The Todd Pletcher trainee loped his way towards the front end before finally getting the lead he held to the wire.

"He kept finding a little more and that's what you have to do in these mile and three-quarter-type races," Pletcher said. "We knew Scuba had some history at this distance, so we felt like he was the one to beat and Johnny targeted him on the backside the second time and was able to wear him down."

Hard Study, winner of five starts from 10 starts, paid $4.10 to win on a $2 wager.

"He was doing well the whole way around, so I was pretty confident he would do things,: Velazquez said. "I was a little more concerned around the three-eighths pole that I had to stay at a pace to catch up to where Carmouche was, and once I got there, I knew I had a chance to win."

The distance of the race, and the question of how the pace would play out was on Velazquez's mind.

"I was a little concerned obviously [about the distance]," Velazquez said. "The furthest he has gone is a mile and an eighth. I wanted to make sure I saved him for the end, but at the same time I couldn't let Carmouche get away with the pace that he [Scuba] was going. By the time I got to the quarter-pole and I caught up to Carmouche and he started riding. I thought, 'maybe I do have it now.'"

Scuba, never worse than second during the running of the race and the field's only entrant to have previously won at the distance, finished as the runner-up for trainer Brendan Walsh.

Archanova, whose strong effort allowed him to hold third, did so over Turco Bravo and rider Javier Castellano, winners of last year's running of the Birdstone, had to settle for fourth.

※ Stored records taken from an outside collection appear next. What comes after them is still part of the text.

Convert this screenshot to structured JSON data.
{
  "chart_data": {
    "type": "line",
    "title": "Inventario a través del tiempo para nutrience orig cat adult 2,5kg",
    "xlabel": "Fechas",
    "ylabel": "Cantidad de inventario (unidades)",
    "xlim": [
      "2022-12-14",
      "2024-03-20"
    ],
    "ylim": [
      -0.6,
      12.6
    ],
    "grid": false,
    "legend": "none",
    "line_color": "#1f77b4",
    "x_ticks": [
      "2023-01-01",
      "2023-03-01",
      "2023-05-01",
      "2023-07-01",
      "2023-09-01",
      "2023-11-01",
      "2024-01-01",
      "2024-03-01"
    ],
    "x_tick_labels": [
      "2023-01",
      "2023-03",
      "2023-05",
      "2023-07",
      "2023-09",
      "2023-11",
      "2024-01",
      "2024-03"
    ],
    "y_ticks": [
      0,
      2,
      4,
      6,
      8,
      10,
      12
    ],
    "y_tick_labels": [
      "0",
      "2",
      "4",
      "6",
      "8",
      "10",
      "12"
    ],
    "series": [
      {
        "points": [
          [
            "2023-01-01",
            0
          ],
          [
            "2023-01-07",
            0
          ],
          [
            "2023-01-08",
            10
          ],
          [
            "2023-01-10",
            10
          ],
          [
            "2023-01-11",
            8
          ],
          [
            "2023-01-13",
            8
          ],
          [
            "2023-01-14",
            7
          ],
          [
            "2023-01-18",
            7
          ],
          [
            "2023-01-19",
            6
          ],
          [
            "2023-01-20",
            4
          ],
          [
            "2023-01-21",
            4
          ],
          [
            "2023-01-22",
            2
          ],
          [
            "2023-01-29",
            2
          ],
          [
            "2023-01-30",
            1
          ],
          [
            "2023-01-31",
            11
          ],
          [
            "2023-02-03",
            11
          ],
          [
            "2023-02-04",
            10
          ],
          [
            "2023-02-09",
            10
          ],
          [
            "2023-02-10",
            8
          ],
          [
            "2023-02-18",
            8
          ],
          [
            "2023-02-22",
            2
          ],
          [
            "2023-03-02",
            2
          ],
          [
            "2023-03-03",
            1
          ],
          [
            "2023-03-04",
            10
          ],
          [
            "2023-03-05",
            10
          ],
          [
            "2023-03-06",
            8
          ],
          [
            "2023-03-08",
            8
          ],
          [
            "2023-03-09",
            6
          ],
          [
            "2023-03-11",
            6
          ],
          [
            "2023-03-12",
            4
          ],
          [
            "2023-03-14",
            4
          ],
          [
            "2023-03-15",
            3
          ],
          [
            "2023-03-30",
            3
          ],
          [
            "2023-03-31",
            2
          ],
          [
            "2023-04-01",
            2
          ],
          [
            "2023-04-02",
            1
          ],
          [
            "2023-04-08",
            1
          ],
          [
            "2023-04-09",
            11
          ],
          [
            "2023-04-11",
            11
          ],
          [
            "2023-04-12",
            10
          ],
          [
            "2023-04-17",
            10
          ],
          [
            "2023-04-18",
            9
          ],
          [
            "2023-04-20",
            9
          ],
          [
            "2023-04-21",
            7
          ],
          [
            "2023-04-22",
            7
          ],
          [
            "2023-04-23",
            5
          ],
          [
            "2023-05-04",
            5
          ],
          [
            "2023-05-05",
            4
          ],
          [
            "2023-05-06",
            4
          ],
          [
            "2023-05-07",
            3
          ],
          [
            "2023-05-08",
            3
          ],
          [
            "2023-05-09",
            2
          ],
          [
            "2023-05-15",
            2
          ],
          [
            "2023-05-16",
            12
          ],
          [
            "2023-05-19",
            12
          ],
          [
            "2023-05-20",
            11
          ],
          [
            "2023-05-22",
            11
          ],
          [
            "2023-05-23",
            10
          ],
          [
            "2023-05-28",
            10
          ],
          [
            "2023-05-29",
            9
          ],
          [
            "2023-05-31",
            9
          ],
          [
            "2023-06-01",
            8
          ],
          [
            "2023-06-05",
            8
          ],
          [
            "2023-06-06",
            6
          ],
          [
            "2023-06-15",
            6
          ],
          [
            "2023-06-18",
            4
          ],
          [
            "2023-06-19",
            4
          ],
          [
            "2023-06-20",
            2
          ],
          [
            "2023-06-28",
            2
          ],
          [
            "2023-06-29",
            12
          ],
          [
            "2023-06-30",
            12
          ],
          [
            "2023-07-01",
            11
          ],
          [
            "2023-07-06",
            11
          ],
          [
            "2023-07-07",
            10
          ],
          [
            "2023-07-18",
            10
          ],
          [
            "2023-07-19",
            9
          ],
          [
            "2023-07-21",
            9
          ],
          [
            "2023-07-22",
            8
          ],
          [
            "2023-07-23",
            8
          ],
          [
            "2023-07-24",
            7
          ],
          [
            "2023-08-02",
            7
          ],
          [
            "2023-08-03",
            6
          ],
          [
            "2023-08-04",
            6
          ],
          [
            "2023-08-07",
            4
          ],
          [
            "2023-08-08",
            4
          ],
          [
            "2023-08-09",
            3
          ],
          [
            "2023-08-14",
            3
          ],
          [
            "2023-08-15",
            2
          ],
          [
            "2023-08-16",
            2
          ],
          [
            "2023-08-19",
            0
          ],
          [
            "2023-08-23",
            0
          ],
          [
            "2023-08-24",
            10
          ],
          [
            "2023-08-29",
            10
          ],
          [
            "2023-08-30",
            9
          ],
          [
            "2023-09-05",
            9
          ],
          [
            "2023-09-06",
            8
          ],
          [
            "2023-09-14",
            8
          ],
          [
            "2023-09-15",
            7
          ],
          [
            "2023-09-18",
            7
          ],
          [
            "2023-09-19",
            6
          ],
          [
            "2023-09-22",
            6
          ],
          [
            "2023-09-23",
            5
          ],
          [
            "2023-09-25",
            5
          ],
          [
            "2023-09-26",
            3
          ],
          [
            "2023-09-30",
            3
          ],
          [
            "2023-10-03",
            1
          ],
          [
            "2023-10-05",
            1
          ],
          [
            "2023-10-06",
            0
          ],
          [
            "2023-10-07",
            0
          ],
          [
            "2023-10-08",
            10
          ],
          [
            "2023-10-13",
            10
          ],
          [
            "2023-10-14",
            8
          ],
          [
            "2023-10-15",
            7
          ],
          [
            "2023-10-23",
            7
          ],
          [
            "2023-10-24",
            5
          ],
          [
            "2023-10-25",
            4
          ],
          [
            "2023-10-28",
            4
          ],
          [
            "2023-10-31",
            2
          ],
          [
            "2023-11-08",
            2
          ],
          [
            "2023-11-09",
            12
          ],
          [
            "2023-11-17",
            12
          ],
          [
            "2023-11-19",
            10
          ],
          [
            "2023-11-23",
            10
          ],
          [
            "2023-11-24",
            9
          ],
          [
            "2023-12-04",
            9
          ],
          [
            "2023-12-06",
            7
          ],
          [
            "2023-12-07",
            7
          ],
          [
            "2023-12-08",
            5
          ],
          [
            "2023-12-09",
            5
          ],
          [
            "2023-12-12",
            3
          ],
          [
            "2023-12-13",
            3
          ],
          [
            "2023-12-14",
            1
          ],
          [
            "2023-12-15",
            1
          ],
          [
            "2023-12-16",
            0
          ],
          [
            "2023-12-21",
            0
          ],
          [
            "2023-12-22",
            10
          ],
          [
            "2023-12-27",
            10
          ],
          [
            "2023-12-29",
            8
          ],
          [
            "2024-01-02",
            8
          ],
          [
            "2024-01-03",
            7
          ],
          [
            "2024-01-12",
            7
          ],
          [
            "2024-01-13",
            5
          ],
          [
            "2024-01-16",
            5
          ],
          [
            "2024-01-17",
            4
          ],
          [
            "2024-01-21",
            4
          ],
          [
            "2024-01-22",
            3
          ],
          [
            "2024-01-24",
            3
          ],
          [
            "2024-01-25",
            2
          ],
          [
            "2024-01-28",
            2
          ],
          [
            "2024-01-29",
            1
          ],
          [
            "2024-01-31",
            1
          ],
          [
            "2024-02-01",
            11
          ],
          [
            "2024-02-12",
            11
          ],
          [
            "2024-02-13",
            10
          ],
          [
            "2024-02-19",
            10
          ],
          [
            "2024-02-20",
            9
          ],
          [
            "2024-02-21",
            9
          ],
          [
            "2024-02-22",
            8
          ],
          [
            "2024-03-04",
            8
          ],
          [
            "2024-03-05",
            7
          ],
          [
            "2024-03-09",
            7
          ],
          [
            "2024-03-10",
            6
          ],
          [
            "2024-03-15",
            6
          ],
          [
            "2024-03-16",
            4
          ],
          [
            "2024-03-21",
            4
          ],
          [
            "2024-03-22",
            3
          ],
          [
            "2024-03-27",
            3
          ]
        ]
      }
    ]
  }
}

Not one of the seven starters who ran in the Birdstone did so with a victory in their prior race. Hard Study, a distant runner-up to Seymourdini, the 10 ½-length winner of the muddy State Dinner Stakes at Belmont Park owned two victories prior.

The Birdstone victory, and Hard Study's style, gives Pletcher some options looking ahead.

"He gave me the feeling that he would do it," Pletcher said. What's really important in these type of races is a horse that will relax early on and drop the bridle a little bit. We felt he would do that, but you never know until you actually try it. He was able to save ground pretty much the whole way and it unfolded the way we thought it would. He's always been a strong-galloping horse that is long-winded. It fit the profile of horses in the past that we had that were successful in these types of races."